In den 1960er/70er-Jahren hatten Wandteppiche Hochkonjunktur – das Aufkommen von kalten Betonwänden rief nach der Wärme wollener Teppiche. Unzählige Gemeinde-häuser, Kirchen, Schulhäuser wurden mit Tapisserien bestückt. Und im Gegensatz zur patriarchalen Kunstszene hatten hier ganz primär die Frauen das Sagen. Auch Lisa Stauffer konnte einige öffentliche Aufträge ausführen. Die Krux war aber, dass es da ein Wespennest gab, einerseits genährt von den Gegensätzen traditioneller und darum zweitrangiger Frauenarbeit und überhöhter Vorstellung olympischer (männlicher) Kunst und andererseits von der Rückweisung derselben Frauenarbeit durch die ersten feministischen Aufrufe gegen alles „Grossmütterliche“.

Die Tapisserie wurde – künstlerisch gesehen – ins Abseits verbannt, feierte da zwar Insider-Erfolge, aber kaum Anerkennung durch die Kunstinstitutionen. Weil die Textilkünstlerinnen primär mit Kunst am Bau beschäftigt waren, gab es überdies sehr wenige Ausstellungen. Auch Lisa Stauffer war in dieser Falle, die wir eigentlich erst heute wirklich auflösen. Darin steckt die Bedeutung dieser Ausstellung, auf zwei Gleisen:

Viele bedeutende Textilkünstlerinnen wechselten im Laufe der Zeit das Medium, weil sie mit der Diskriminierung nicht mehr zu Rande kamen. Als prominente Beispiele seien die Bernerinnen Lilly Keller und Beatrix Sitter-Liver genannt. Anders Lisa Stauffer; sie blieb am Webstuhl und entwickelte ihr spätes Hauptwerk, das wir hier sehen, als kaum jemand mehr von Tapisserie sprach und auch die konstruktive Kunst respektive die Op-Art, welcher ihre Webereien zuzuordnen sind, zwar nicht gänzlich verschwand, aber doch von den „Wilden“, den „Neuen Medien“, dem „Trash“ und anderen Stilrichtungen ins Abseits geschoben wurde.

Erst in allerletzter Zeit findet – vor allem bezüglich der Textilkunst – eine ganz erstaunliche neue Wertung statt. An der letzten Kunstmesse in Basel kam ich nicht aus dem Staunen heraus, textil da, textil dort. Und Massgebliches fand 2014 auch in Aarau statt, mit der Ausstellung von Sophie Täuber. Nicht, dass nicht bekannt gewesen wäre, dass sie viele Textilarbeiten gemacht hatte, aber wie Kurator Thomas Schmutz diese Arbeiten nun präsentierte – mit Skizzen, mit Vorzeichnungen, den Werken direkt nebeneinander – da steckte eine Wertschätzung dahinter, die es bislang nicht gab. Die Ausstellung wurde zu einem Grosserfolg und für viele, vor allem auch ältere Frauen, zu einer hundertfach verspäteten Anerkennung von Wissen und Können, das sie auch heute noch den Männern voraus haben.
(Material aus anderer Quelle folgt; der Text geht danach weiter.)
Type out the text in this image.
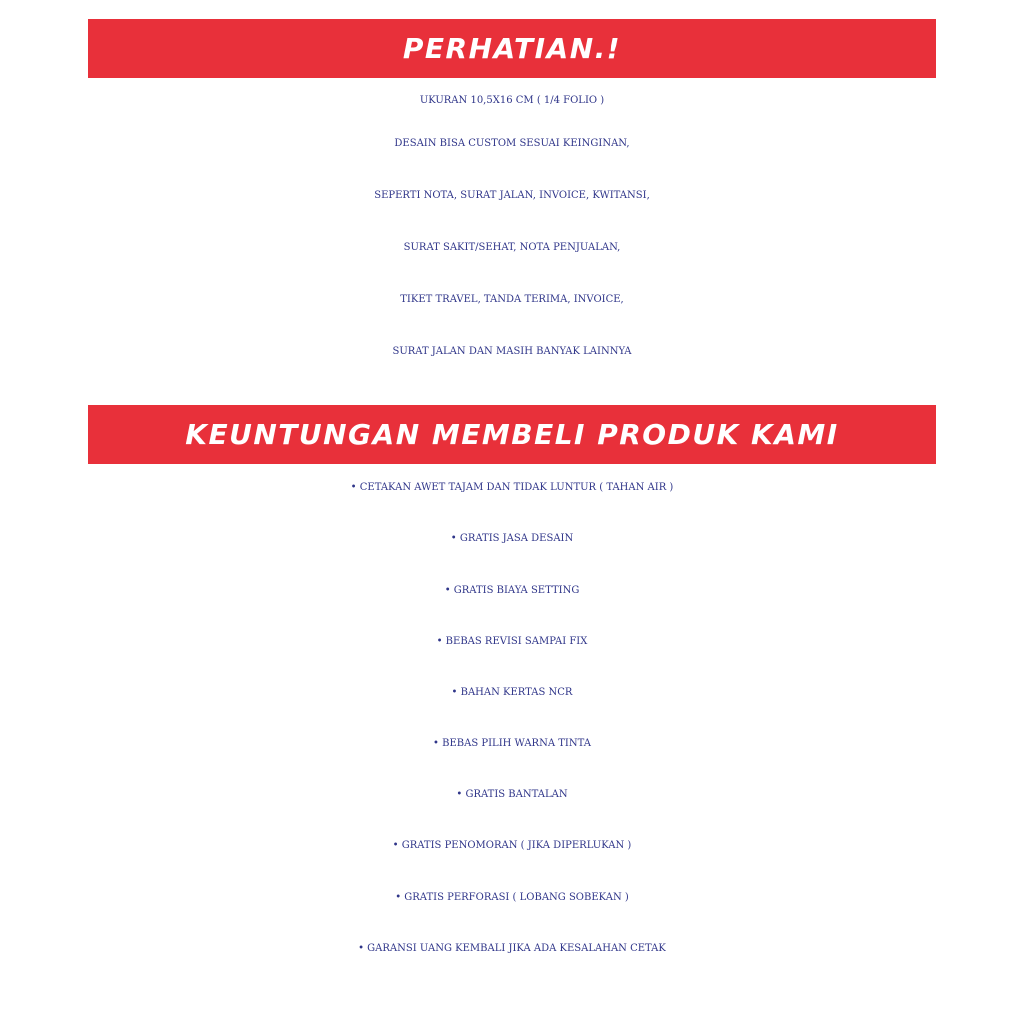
PERHATIAN.!
UKURAN 10,5X16 CM ( 1/4 FOLIO )
DESAIN BISA CUSTOM SESUAI KEINGINAN,
SEPERTI NOTA, SURAT JALAN, INVOICE, KWITANSI,
SURAT SAKIT/SEHAT, NOTA PENJUALAN,
TIKET TRAVEL, TANDA TERIMA, INVOICE,
SURAT JALAN DAN MASIH BANYAK LAINNYA
KEUNTUNGAN MEMBELI PRODUK KAMI
• CETAKAN AWET TAJAM DAN TIDAK LUNTUR ( TAHAN AIR )
• GRATIS JASA DESAIN
• GRATIS BIAYA SETTING
• BEBAS REVISI SAMPAI FIX
• BAHAN KERTAS NCR
• BEBAS PILIH WARNA TINTA
• GRATIS BANTALAN
• GRATIS PENOMORAN ( JIKA DIPERLUKAN )
• GRATIS PERFORASI ( LOBANG SOBEKAN )
• GARANSI UANG KEMBALI JIKA ADA KESALAHAN CETAK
Nun stellt sich natürlich die Frage, ob wir auch beim Werk von Lorenz Schmid immer noch in analogen Kategorien denken müssen. Nein! Die Zeiten sind glücklicherweise vorbei, zumindest bei uns. Und doch ist Lorenz Schmids Arbeit nicht Mainstream oder nur einerseits. Wenn ich sein noch junges Schaffen verfolge, so zeigen sich mir zwei Schwerpunkte. Da ist zum einen das Erbe des „Ziegelrain“ oder, anders ausgedrückt, der Generation, die Kunst und Forschung im Bereich der Natur – im weitesten Sinn – faszinierte. Und zum andern das enorme Interesse junger Kunstschaffender, die Fotografie – das technische Sichtbarmachen visueller Phänomene – neu zu erfinden. Zwar zeigt uns Lorenz Schmid keine Fotografien, aber er macht uns Unsichtbares durch ganz einfache, aber genial überraschende physikalische Lichtphänomene sichtbar.

Es war eine Reise in den hohen Norden, die ihm vor etwa sechs Jahren aufzeigte, dass Licht viel facettenreicher ist als nur Mittel, um vermeintlich Wirklichkeit zu zeigen. Und da startete der Tüftler. In verschiedene Richtungen, von denen wir hier im „Jardin claire-obscure“ nur gerade eine sehen. Hat man sein Vorgehen einmal begriffen, kann man es einfach erklären. Die Gläser, die auf Sockeln montiert sind, zeigen unseren Augen – also der uns innewohnenden, normalen Sehfähigkeit – von einem weissen Papier unterlegte Hinterglas-Staub-Spuren alter botanischer Vitrinen; meist gräuliche, selten leicht farbige.

Lorenz Schmid

Nehmen wir den vorbereiteten Konus und schauen die Gläser – nein, nicht durchs Mikroskop und nein, nicht wie mit dem Feldstecher – sondern durch den geometrischen Körper an, so sehen wir urplötzlich die integrale Staub-Form, zum Beispiel einen Schmetterling, in wunderbarer, verhaltener Farbigkeit. Es ist die von Schmid entwickelte konische Form, die das „Wunder“ bewirkt indem sie das durch die Dicke des Glases seitlich eindringende Licht bündelt und uns den Staub in „Regenbogen“-Farben, das heisst spektral gebrochen, zeigt.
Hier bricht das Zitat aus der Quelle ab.